Cleaning up data for MapReduce jobs
Remove intermediate data that remains when a MapReduce job is aborted or killed. Intermediate data relates to files generated by map tasks on the local disk that are used as input for the reduce task.
When you trigger a cleanup for aborted and killed jobs, intermediate files are removed from
compute hosts, thus saving disk space. The intermediate data that is removed includes:
- Data related to map and reduce tasks stored at the location defined by the mapreduce.cluster.local.dir properties in $PMR_HOME/conf/pmr-site.xml.
- Data at the host level for each job stored under $PMR_HOME/work/userdata/application/job_id/.
- Footprint file for each job that is created every time a job is submitted under $PMR_HOME/work/footprint/application/job_id/.

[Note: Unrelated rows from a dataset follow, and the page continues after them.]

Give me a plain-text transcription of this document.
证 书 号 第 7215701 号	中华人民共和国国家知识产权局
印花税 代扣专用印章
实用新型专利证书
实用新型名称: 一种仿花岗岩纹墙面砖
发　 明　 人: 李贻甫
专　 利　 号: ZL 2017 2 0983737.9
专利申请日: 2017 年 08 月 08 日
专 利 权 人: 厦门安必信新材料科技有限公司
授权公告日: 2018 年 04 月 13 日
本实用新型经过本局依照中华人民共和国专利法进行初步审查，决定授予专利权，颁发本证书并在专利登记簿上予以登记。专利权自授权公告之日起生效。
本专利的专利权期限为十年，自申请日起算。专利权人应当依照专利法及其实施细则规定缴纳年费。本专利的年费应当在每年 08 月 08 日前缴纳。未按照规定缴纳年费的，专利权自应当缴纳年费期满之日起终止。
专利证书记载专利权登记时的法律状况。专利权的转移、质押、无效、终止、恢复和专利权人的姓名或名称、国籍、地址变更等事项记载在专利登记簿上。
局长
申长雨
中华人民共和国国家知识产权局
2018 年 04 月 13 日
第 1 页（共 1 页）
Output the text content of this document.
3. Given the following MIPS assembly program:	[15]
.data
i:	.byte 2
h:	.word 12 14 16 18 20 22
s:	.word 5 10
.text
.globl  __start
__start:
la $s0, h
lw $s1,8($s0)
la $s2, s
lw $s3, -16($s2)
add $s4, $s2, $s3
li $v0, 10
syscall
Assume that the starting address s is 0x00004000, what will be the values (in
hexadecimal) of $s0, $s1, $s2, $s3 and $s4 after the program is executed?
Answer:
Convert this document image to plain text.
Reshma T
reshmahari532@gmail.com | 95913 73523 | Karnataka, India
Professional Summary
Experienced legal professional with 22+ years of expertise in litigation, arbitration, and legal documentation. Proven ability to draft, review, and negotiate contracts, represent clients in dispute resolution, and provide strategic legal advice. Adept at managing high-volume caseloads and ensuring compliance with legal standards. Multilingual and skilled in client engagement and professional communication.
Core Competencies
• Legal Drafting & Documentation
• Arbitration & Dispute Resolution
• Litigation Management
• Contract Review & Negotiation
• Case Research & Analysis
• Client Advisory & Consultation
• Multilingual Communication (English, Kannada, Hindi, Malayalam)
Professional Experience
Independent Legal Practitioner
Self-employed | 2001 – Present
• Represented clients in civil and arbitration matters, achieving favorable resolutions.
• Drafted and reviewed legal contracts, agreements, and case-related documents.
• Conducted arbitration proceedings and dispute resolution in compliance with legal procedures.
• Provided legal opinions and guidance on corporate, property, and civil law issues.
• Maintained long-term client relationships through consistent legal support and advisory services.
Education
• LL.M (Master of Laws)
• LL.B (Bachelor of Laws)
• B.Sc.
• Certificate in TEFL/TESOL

To clean up intermediate data for aborted jobs, killed jobs, or both from the command line:
- Ensure that the service director and shuffle service daemons are running using the egosh service list command. Output for the command should show SD and MRSS in the Run state.
- Log on to the system for a specific duration using the soamlogon command. For example:
soamlogon -u user_name -x password
where:- -u user_name specifies the name of the user for this command session.
- -x password specifies the user password for this command session.
- Clean up intermediate data using the mrsh cleanup command. Attention: To reduce overhead for the SD daemon, the job status for all applications is stored in an SD cache, with an expiry limit of 15 minutes. This caching means that if the job status is changed within 15 minutes, you cannot clean up data because the job will still be in an open state, such as running or suspended.